Best Practices for Building a Secure and Scalable API
APIs are the core mechanism for decoupling front ends from back ends and for decomposing monolithic infrastructures into composable enterprises in the spirit of what's known as digital transformation. They're currently the most significant enablers of innovation, mobility, and the Internet of Things (IoT). APIs enable teams to focus on their core value proposition while allowing customers to achieve bigger goals by connecting to data and functionality with tools they prefer to use. But to deliver on these myriad benefits and objectives, teams must design APIs with scale in mind. However, the need to build high-performing APIs that scale with the business ecosystem is pressuring many development teams to build APIs that may be restricting business growth.
APIs that are built without scale as a consideration will suffer from poor usability, have limited availability, are open to security issues, and more.
Here at Raygun, we recognize that a high-quality API is pivotal to our business growth, and cite scalability as a critical success factor. When we need to grow to meet customer demands, we must handle billions of data points comfortably and with minimum disruption. In our particular case, we're ingestion heavy, meaning we receive billions of requests a day and any delay to our API's response would result in a potentially bad experience for our customers.
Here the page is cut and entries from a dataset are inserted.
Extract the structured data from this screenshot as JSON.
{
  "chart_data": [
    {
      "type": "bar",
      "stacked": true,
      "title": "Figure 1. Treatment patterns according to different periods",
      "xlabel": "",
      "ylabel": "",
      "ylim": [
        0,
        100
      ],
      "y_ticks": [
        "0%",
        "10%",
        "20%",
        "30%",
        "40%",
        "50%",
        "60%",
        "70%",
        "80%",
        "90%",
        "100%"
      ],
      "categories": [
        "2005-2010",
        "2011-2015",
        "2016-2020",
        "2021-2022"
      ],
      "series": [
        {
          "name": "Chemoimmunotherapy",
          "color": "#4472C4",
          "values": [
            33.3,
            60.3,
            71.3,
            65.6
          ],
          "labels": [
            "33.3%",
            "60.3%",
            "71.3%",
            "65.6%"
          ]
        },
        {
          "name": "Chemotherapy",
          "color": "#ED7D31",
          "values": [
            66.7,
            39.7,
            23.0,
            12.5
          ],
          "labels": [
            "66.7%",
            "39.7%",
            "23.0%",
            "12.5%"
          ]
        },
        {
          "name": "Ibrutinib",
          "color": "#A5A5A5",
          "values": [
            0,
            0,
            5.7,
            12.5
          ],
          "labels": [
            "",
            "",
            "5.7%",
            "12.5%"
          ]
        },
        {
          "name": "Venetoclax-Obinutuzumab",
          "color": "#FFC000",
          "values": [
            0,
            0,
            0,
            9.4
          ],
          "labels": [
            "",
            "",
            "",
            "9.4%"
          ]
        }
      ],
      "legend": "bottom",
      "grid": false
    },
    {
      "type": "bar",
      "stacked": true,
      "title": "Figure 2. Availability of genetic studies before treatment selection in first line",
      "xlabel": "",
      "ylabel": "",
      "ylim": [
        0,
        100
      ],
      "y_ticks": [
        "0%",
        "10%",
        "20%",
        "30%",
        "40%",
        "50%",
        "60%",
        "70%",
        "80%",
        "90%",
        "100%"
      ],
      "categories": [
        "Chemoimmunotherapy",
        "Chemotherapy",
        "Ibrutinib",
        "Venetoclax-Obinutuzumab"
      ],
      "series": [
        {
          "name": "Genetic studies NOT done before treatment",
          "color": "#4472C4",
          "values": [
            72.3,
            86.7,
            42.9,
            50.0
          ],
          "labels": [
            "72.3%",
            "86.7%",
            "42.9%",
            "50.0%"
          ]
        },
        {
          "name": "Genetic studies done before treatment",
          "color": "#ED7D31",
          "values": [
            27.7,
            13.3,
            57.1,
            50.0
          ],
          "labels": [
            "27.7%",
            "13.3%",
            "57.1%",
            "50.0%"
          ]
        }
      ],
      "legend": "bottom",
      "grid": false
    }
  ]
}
The issues we discuss here apply to both reading and writing data through APIs. We'll discuss how Raygun's development team manages the infrastructure and maintenance of our APIs to enable growth.
Why is a scalable API so important to software businesses?
Raygun drives better API-driven customer engagement through our use of SDKs. One of the goals of our SDK architecture is to be lightweight and have little to zero impact on the customer's application performance. While our API itself is a relatively straightforward endpoint, we found that providing SDKs means we can make API access easier, less error prone, and include niceties (e.g., if connectivity is interrupted, be sure to send the data later when it's restored).
As we accept large volumes of data from customers, managing our API effectively is critical to our business. If we can't receive data at volume, then our product would be useless. On average, we get thousands of requests per second to our API, with spikes into the hundreds of thousands per second, so we need to be able to handle a wide-ranging load.
Our product development is not all about the data handling, however. A great UI and nice features are what customers want on the front end, which isn't possible without a robust API.
As Uri Sarid, CTO of Mulesoft, articulates so well, "Much like a great UI is designed for optimal user experience, a great API is designed for optimal consumer experience."
For our survival as a company, our offering a large customer superior data management and a great experience on the front end is mission critical, and we must be able to scale to meet larger customer's needs.
So how do we do it? At Raygun, we look at two main areas when building a scalable API: infrastructure and maintenance.
Infrastructure of a scalable API
When you create an API, it exposes the business logic of your system to the outside world, which needs to be protected.
To build a scalable API, mitigating vulnerabilities should be the first port of call. As ProgrammableWeb's editor-in-chief David Berlind explains, attacks are becoming sophisticated, multi-dimensional, and hyper-targeted.
The sensitive data Raygun collects must be protected with a multi-layered system that extends beyond the infrastructure of the API. As cyberattacks evolve, the systems we put in place need to be dynamic enough to change and evolve with them. (You can read more about security in APIs here.)
Figure 1. Raygun's API security layers
To mitigate risks, Raygun uses several layers of security for our APIs. All calls are done with a customer's API key and authentication credentials.
A simple first layer is to offer a "regenerate authentication credentials " option. If you choose to re-generate your credentials, the original credentials are no longer valid.
The reason this is essential to protecting your system is to prevent anyone with malicious intent gaining access to your account. For example, if a developer accidentally checked your credentials into a public repository, you're safe because that key will no longer be valid.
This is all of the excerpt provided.